Recently, the Whatcom Council of Governments took two actions that received very little attention but that have important implications for Whatcom County's economic outlook. First, Whatcom Council of Governments agreed to accept responsibility for updating and maintaining the county's Comprehensive Economic Development Strategy - known as the CEDS - and second, it made the Northwest Economic Council part of the Council of Governments. Perhaps you're asking, "Who are these organizations, and what is a 'CEDS'?" Some background information is in order.
The Council of Governments - which was established in 1966 - is a consortium of all of Whatcom County's elected bodies and facilitates cooperation among its members in addressing issues that affect multiple communities in the county. Its principal responsibility is carrying out the federal- and state-mandated transportation planning processes, but it also operates several related programs, some of which are well known in the county. These include, among others, Whatcom Smart Trips, which helps people find less-expensive and more environmentally friendly ways to travel, and everybodyBIKE, which offers education and other resources to foster bicycle transportation in the county. WCOG's membership includes Whatcom County government, the county's seven cities, the Port of Bellingham and the Lake Whatcom and Birch Bay water and sewer districts.
The Northwest Economic Council was established in 1984 to bring together Whatcom County's private, public and not-for-profit sectors to establish and foster a strategic approach to grow the county's economy. Last month Northwest Economic Council completed the Whatcom Futures Project, a vision for the future of Whatcom County that accommodates growth, economic development, environmental sustainability and equitable access to opportunities.
In early 2012, Northwest Economic Council's executive committee undertook a strategic examination of the purpose and long-term viability of the organization. The first outcome of that exercise was Northwest Economic Council's decision last April to transfer its business recruitment and retention responsibilities to the Port of Bellingham and focus its efforts on economic development planning, including completing the Whatcom Futures Project. By the summer it had become apparent to the executive committee that Northwest Economic Council and the community would be better served by a new operating model that did not rely on membership dues or additional public subsidy. At that point, the executive committee decided to either shut down the organization or find an operating partner that would be able to leverage existing resources to sustain Northwest Economic Council's mission.
Discussions between Northwest Economic Council and the Council of Governments began in August, with Whatcom Council of Governments Chairman Bob Bromley agreeing to bring the idea of merging the two organizations to his executive board, which expressed strong support for the idea.
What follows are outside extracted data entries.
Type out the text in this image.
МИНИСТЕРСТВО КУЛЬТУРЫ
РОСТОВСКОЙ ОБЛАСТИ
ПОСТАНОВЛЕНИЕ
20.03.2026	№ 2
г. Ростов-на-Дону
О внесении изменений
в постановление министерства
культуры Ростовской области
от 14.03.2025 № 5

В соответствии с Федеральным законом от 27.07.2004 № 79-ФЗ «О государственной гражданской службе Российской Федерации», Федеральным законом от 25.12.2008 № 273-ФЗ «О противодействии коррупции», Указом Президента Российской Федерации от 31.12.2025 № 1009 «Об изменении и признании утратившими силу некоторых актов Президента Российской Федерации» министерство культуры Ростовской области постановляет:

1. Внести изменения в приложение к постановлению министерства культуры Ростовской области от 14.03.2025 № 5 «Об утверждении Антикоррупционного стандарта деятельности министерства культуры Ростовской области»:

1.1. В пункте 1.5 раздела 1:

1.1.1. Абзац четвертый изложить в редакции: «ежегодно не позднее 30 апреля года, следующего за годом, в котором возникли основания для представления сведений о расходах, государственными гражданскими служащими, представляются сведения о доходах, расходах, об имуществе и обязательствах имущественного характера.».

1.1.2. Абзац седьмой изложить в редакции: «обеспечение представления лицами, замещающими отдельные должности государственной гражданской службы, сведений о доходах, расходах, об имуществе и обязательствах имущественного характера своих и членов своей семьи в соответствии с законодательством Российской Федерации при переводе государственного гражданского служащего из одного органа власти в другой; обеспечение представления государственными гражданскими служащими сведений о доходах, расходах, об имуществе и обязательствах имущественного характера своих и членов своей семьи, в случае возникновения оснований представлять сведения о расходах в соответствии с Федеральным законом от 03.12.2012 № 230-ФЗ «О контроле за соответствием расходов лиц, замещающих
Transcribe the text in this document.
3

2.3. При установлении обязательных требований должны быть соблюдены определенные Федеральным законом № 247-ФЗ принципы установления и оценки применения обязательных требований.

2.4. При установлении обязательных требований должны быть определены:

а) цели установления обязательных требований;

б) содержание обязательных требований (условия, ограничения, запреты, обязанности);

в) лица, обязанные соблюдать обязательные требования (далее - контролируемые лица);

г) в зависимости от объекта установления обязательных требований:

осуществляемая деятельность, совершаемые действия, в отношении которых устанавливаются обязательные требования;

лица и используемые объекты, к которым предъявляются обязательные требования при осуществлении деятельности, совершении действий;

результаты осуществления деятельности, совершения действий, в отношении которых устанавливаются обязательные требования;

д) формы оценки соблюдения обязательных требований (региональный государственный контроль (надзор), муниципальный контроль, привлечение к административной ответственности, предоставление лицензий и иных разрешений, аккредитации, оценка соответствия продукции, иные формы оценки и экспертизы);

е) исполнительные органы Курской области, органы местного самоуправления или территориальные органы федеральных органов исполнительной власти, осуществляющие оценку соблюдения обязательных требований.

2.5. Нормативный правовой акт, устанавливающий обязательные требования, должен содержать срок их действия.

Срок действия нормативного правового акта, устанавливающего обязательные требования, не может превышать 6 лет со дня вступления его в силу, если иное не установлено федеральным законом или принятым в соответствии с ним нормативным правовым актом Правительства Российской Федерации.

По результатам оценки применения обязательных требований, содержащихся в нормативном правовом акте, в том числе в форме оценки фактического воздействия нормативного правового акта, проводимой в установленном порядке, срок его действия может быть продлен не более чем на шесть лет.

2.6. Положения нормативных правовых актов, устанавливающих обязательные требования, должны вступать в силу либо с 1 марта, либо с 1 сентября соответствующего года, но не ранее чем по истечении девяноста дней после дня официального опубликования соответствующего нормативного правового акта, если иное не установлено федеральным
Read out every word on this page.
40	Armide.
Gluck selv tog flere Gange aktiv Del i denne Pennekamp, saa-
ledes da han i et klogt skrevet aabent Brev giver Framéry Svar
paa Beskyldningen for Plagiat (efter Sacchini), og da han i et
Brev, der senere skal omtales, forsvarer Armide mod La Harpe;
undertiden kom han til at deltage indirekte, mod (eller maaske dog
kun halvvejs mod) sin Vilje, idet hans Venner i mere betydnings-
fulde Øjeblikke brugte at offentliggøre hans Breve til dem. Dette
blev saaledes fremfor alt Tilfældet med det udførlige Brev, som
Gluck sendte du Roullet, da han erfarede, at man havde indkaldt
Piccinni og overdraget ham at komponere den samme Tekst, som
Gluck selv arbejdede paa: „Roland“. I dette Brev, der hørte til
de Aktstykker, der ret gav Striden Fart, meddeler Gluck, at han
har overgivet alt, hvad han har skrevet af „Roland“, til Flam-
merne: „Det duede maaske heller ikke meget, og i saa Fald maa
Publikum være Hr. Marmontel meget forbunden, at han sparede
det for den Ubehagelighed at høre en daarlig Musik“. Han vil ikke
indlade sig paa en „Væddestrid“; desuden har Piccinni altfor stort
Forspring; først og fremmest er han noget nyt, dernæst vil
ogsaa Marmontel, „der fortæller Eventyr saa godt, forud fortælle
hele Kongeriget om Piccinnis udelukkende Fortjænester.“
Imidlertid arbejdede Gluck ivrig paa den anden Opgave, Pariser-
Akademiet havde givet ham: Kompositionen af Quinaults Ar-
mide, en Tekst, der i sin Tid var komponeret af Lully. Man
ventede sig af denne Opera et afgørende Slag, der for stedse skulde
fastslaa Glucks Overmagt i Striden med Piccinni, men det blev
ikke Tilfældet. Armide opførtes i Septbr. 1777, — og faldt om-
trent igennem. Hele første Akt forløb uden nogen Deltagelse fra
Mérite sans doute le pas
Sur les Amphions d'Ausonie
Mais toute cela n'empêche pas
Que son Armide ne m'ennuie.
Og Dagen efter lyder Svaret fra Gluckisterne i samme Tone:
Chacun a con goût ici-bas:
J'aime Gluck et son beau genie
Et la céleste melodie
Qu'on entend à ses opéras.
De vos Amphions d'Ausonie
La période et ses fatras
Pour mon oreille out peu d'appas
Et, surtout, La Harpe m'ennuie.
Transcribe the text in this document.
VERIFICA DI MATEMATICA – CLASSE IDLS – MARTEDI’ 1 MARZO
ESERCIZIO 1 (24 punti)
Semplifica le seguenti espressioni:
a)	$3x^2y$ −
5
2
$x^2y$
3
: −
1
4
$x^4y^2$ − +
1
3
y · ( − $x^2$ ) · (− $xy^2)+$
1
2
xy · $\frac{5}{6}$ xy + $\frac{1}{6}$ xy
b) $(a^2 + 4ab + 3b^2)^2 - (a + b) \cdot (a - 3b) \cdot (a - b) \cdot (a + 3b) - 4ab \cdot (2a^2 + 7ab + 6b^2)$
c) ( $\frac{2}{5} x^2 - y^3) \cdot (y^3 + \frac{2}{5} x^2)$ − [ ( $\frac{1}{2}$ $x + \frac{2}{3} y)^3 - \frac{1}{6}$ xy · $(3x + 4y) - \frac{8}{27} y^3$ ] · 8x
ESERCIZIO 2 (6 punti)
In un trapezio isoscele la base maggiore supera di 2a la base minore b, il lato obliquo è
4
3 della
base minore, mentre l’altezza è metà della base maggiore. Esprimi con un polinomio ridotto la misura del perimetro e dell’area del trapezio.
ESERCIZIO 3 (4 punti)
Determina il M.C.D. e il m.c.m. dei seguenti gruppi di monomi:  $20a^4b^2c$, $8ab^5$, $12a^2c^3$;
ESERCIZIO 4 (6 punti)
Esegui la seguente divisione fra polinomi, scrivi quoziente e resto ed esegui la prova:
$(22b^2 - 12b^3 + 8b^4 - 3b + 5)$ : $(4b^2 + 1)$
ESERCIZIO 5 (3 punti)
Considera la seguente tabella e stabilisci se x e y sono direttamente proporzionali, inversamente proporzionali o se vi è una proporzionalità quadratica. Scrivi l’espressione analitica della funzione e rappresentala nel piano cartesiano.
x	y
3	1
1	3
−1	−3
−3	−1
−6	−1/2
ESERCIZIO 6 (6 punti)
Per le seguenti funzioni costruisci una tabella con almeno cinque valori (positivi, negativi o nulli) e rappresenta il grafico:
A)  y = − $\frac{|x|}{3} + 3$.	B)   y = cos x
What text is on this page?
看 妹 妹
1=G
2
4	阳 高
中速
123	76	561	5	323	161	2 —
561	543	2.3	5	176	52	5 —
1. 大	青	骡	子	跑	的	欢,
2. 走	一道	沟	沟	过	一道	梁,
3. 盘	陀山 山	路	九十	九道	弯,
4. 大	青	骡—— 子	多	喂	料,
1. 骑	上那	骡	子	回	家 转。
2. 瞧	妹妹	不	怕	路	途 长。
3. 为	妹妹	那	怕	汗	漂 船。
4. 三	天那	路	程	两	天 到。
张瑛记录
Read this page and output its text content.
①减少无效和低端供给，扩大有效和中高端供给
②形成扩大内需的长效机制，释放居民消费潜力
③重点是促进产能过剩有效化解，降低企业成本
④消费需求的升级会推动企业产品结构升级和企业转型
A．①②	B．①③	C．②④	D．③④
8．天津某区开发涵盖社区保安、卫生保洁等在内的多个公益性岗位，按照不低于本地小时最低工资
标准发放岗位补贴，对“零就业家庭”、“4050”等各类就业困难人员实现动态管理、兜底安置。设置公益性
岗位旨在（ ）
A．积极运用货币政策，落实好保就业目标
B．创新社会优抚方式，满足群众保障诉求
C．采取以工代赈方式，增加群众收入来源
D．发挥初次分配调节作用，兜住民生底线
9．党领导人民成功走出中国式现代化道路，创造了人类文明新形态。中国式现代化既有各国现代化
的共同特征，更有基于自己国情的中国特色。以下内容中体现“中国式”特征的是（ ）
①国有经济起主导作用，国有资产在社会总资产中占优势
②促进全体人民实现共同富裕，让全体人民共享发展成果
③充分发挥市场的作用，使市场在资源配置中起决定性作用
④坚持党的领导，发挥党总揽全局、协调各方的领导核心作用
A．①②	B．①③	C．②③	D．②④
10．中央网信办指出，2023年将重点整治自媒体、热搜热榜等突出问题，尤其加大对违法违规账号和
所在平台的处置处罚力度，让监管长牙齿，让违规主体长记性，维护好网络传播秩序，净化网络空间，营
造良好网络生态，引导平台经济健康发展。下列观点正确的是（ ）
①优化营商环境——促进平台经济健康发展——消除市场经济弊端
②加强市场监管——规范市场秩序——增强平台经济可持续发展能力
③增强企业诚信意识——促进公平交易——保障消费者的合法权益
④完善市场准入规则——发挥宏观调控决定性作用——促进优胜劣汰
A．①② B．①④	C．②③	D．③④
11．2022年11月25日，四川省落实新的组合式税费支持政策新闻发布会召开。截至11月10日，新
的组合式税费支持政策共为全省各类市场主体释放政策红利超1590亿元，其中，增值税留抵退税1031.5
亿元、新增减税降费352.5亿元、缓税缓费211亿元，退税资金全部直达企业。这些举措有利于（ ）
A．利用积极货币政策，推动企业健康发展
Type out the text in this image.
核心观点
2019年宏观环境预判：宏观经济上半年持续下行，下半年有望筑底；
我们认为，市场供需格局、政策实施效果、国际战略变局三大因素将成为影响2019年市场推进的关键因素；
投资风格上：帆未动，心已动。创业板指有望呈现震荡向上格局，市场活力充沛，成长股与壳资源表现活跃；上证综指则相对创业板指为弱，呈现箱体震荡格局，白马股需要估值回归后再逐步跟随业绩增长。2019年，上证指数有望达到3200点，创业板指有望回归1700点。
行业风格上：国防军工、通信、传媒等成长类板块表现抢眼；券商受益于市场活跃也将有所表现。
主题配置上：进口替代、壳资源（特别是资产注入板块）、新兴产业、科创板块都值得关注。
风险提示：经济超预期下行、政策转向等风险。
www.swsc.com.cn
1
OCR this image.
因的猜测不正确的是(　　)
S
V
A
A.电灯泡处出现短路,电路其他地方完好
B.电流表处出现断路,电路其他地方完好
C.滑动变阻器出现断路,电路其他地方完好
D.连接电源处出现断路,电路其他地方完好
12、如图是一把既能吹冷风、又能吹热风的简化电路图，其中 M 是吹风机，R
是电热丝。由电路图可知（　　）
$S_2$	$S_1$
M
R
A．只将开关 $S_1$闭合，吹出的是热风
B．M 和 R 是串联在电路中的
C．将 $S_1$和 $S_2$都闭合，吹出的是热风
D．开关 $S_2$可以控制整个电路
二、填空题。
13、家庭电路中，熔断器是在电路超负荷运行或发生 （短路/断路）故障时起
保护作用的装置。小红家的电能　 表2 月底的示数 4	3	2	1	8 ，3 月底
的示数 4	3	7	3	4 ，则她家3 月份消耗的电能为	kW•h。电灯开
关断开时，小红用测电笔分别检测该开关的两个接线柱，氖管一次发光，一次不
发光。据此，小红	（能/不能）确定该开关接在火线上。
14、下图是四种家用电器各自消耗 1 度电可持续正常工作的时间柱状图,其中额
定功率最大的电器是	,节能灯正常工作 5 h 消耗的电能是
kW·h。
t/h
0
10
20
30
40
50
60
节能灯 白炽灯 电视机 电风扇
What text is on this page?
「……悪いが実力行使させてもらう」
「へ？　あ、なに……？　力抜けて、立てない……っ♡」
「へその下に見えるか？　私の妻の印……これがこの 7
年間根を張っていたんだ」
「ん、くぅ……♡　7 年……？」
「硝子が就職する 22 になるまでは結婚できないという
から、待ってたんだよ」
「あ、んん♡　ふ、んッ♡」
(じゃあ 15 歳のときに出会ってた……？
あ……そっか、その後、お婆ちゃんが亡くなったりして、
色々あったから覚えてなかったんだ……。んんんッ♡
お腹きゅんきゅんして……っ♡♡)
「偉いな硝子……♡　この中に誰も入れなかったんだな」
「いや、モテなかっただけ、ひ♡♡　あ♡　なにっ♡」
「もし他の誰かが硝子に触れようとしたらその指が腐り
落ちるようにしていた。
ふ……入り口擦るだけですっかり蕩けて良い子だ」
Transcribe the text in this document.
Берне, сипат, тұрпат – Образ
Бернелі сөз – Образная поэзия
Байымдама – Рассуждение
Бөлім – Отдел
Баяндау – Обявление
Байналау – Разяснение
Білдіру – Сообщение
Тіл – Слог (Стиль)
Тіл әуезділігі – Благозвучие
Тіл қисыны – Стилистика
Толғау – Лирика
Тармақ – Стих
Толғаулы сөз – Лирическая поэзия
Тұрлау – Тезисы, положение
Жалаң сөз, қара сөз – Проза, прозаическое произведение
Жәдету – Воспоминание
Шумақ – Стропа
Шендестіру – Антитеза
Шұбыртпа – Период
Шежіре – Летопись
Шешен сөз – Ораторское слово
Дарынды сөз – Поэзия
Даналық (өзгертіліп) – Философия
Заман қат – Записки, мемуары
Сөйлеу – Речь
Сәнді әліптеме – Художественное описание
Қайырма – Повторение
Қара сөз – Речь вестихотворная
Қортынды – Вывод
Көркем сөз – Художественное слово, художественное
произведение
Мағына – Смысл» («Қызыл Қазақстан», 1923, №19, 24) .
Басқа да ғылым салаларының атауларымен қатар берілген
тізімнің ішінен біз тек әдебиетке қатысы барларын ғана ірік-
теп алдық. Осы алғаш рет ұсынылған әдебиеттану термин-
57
In November, Northwest Economic Council's board voted unanimously to request inclusion in the Council of Governments, which was granted by the full council on Dec. 12.
The idea of having the Whatcom Council of Governments take on the Comprehensive Economic Development Strategy process came from discussions last summer between Bellingham Mayor Kelli Linville and County Executive Jack Louws. The process is one that typically leads to communities building capacities to improve their economies and provide employment. Having an approved Comprehensive Economic Development Strategy is a requirement for local governments to be able to apply for funding under the federal Economic Adjustment and Public Works programs. The county's current strategy has not been updated since it was adopted by the County Council in 2002.
Among the reasons Linville and Louws gave for identifying the Council of Governments as the agency best suited to update the economic development strategy included its extensive experience performing complex studies as well as the membership of the county, cities and Port in Whatcom Council of Governments.
So, how does all this tie together? With the Council of Governments taking on the Comprehensive Economic Development Strategy, the Northwest Economic Council - and especially its private-sector members - will inform the process by serving as the steering committee for the strategy update, which will employ a planning process that will:
? Support quality-of-life improvements;
? Create community networking and collaboration;
? Leverage public-sector funding to support private-sector investment;
? Create a favorable business environment;
? Build local competitiveness to support existing business growth in all sectors;
? Look at the economy with a systems approach.
When combined with Whatcom Council of Governments' expertise in transportation and land use - two critical elements for successful economic development - there's good reason to believe that the new Comprehensive Economic Development Strategy will more than just meet the federal requirements: it will identify tangible opportunities for real economic growth and the resources available or needed to achieve it.